Thursday 7 October 2021, 7.30pm

caroline + Shovel Dance Collective

No Longer Available

caroline began in early 2017, evolving out of weekly improvisation sessions. Band members brought together their shared influences, including Midwestern emo, Appalachian folk, minimalist classical and various forms of electronic music, slowly expanding their on-stage membership as the songs developed. Rough Trade released their debut single “Dark blue” in March 2020, and the eight-piece were nominated as Ones To Watch at the 2020 AIM Awards, and narrowly beaten by Arlo Parks. 
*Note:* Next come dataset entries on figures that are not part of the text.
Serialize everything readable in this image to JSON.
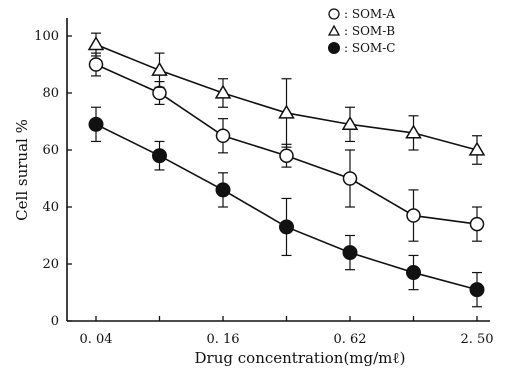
{
  "chart_data": {
    "type": "line",
    "xlabel": "Drug concentration(mg/mℓ)",
    "ylabel": "Cell surual %",
    "x_tick_labels": [
      "0. 04",
      "0. 16",
      "0. 62",
      "2. 50"
    ],
    "x": [
      0.04,
      0.08,
      0.16,
      0.31,
      0.62,
      1.25,
      2.5
    ],
    "ylim": [
      0,
      100
    ],
    "y_ticks": [
      0,
      20,
      40,
      60,
      80,
      100
    ],
    "grid": false,
    "legend_position": "top-right",
    "series": [
      {
        "name": "SOM-A",
        "legend_label": "○ : SOM-A",
        "marker": "open-circle",
        "values": [
          90,
          80,
          65,
          58,
          50,
          37,
          34
        ],
        "errors": [
          4,
          4,
          6,
          4,
          10,
          9,
          6
        ]
      },
      {
        "name": "SOM-B",
        "legend_label": "△ : SOM-B",
        "marker": "open-triangle",
        "values": [
          97,
          88,
          80,
          73,
          69,
          66,
          60
        ],
        "errors": [
          4,
          6,
          5,
          12,
          6,
          6,
          5
        ]
      },
      {
        "name": "SOM-C",
        "legend_label": "● : SOM-C",
        "marker": "filled-circle",
        "values": [
          69,
          58,
          46,
          33,
          24,
          17,
          11
        ],
        "errors": [
          6,
          5,
          6,
          10,
          6,
          6,
          6
        ]
      }
    ]
  }
}
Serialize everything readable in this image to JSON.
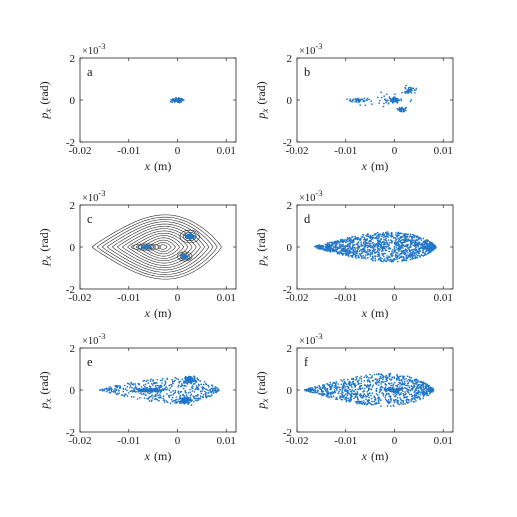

“Skydiving onto the library roof” represents a new development in caroline’s songwriting process. Built on what the band refer to as a “broken loop” with no fixed pulse or rhythm, the song represents the start of their ongoing explorations into non-gridded time signatures and improvisation. “We’ve always been interested in patterns and repetition and that definitely features in a big way, although rather than there being a minimalistic, mechanical precision to the repetition, each one is unique,” they explain of the track. “The essence of the song - the broken loop - came early in the process and everything else seemed to naturally evolve out of it, as if the other parts were already contained within the broken loop and just needed to be unpacked.”

Shovel Dance Collective

After a variety of regular meet-ups, chance encounters and song-filled trips to Margate by old friends, new friends and friends of friends - the nine musicians of Shovel Dance Collective were formed. They are brought together by a communal passion for the folk traditions of England, Scotland, Ireland, and beyond. Not only preserving, they act to nurture and synthesise this source material with the members eclectic interest in other musical forms, by drawing sensibilities from drone, free improvisation, contemporary classical and metal. With a rich array of instrumentation at their disposal they dig up new ways of playing through research in primary sources and folkloric history. Woven deeply into the fabric of the collective is a sense of folk as the music of working people, a set of narratives that hold within them queer histories, proto-feminist narratives and the rich world of those who created and create the wealths of the world. They are simultaneously traditional and experimental, not seeing folk music as an archaeological artefact to be unearthed, but as a living and breathing communal activity that is inviting and generous to those it speaks to.